Towards Generalist Robots: A Promising Paradigm via Generative Simulation
Zhou Xian, Theophile Gervet, Zhenjia Xu, Yi-Ling Qiao, Tsun-Hsuan Wang, Yian Wang
TL;DR
This paper argues that achieving generalist robots requires scalable, diverse low-level skill learning in the physical world. It proposes generative simulation, a pipeline that uses multimodal foundation models to automatically generate tasks, scenes, and training supervisions in simulation, with high-level planning aided by the same models and low-level policies learned via RL or trajectory optimization. By replacing costly real-world data collection with automated, simulated data generation grounded in real-world distributions, the approach aims to scale policy learning and move toward a unified generalist robot. While promising, it acknowledges limitations in simulator realism, potential model gaps for complex tasks, and the ongoing challenge of sim-to-real transfer and human demonstrations.
Abstract
This document serves as a position paper that outlines the authors' vision for a potential pathway towards generalist robots. The purpose of this document is to share the excitement of the authors with the community and highlight a promising research direction in robotics and AI. The authors believe the proposed paradigm is a feasible path towards accomplishing the long-standing goal of robotics research: deploying robots, or embodied AI agents more broadly, in various non-factory real-world settings to perform diverse tasks. This document presents a specific idea for mining knowledge in the latest large-scale foundation models for robotics research.
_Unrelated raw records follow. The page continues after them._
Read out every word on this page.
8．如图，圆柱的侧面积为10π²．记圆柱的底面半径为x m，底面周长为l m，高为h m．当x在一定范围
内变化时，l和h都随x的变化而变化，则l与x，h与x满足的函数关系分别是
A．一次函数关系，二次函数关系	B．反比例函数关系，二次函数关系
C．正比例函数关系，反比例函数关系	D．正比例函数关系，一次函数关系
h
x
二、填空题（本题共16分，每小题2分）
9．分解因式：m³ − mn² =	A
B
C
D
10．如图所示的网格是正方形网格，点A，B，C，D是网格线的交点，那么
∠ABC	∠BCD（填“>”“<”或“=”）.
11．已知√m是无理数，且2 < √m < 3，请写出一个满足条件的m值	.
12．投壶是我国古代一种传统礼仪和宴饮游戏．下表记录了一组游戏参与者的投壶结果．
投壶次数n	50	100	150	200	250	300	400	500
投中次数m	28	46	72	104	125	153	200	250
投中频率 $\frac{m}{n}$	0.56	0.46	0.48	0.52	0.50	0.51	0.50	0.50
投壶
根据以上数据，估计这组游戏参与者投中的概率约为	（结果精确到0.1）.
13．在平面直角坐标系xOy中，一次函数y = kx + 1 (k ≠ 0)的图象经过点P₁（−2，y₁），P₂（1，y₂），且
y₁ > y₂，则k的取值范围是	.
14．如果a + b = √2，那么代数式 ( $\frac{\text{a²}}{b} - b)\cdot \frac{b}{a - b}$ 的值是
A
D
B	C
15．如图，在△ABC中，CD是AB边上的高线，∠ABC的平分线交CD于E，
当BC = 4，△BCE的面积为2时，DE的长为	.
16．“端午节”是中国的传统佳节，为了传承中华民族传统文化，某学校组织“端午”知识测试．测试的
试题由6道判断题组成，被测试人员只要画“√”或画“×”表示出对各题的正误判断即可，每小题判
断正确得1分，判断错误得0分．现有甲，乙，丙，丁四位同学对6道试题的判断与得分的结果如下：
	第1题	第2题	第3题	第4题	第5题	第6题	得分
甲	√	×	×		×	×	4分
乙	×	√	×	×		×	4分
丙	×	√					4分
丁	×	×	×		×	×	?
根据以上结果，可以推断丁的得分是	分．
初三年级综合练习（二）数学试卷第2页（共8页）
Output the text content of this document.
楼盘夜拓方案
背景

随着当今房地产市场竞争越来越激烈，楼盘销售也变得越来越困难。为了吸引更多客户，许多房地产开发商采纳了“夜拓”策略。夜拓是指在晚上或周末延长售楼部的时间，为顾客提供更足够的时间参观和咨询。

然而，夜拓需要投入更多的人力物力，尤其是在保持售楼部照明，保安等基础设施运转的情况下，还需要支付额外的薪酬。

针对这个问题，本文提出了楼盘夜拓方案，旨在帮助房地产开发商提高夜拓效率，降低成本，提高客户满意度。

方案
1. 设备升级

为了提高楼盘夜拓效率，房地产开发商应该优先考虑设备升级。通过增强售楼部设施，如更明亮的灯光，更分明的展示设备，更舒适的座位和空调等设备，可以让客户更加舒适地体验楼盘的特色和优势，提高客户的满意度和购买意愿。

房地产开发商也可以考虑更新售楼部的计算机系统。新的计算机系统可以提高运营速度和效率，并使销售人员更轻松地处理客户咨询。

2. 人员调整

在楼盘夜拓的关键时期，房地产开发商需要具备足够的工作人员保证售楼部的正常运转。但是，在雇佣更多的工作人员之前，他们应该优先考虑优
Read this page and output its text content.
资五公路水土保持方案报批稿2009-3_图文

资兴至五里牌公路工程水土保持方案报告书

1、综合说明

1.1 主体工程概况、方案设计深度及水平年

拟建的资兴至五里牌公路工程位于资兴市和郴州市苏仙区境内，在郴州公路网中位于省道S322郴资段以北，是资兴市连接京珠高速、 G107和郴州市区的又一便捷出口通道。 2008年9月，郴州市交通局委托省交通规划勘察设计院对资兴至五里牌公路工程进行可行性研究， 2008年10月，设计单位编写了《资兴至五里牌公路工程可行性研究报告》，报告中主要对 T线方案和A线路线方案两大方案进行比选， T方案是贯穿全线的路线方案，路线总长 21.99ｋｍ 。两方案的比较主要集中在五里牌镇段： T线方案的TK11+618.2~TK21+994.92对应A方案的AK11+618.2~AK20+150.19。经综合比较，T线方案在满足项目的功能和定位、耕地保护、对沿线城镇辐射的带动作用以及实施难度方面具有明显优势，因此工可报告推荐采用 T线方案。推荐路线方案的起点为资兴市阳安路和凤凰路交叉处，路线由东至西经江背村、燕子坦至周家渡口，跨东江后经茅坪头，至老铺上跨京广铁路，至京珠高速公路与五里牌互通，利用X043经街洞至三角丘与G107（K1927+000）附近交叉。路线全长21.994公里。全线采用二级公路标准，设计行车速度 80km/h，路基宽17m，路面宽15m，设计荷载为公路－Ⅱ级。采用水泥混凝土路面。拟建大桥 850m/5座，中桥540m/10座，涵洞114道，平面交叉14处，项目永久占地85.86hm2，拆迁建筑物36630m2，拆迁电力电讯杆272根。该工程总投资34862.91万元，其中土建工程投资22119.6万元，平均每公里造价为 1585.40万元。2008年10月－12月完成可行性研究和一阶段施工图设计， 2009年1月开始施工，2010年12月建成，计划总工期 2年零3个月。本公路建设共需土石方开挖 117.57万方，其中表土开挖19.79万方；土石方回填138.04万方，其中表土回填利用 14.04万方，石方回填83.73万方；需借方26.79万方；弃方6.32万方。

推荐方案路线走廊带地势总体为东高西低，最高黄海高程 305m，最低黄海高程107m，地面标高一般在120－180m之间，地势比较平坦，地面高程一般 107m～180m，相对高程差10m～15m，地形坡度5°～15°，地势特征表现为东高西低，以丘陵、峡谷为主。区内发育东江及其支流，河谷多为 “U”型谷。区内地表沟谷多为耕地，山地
Instead of directly using or adapting these models to produce low-level policies and actions, it advocates for a fully automated generative pipeline (termed as generative simulation), which uses these models to generate diversified tasks, scenes and training supervisions at scale, thereby scaling up low-level skill learning and ultimately leading to a foundation model for robotics that empowers generalist robots. The authors are actively pursuing this direction, but in the meantime, they recognize that the ambitious goal of building generalist robots with large-scale policy training demands significant resources such as computing power and hardware, and research groups in academia alone may face severe resource constraints in implementing the entire vision. Therefore, the authors believe sharing their thoughts at this early stage could foster discussions, attract interest towards the proposed pathway and related topics from industry groups, and potentially spur significant technical advancements in the field.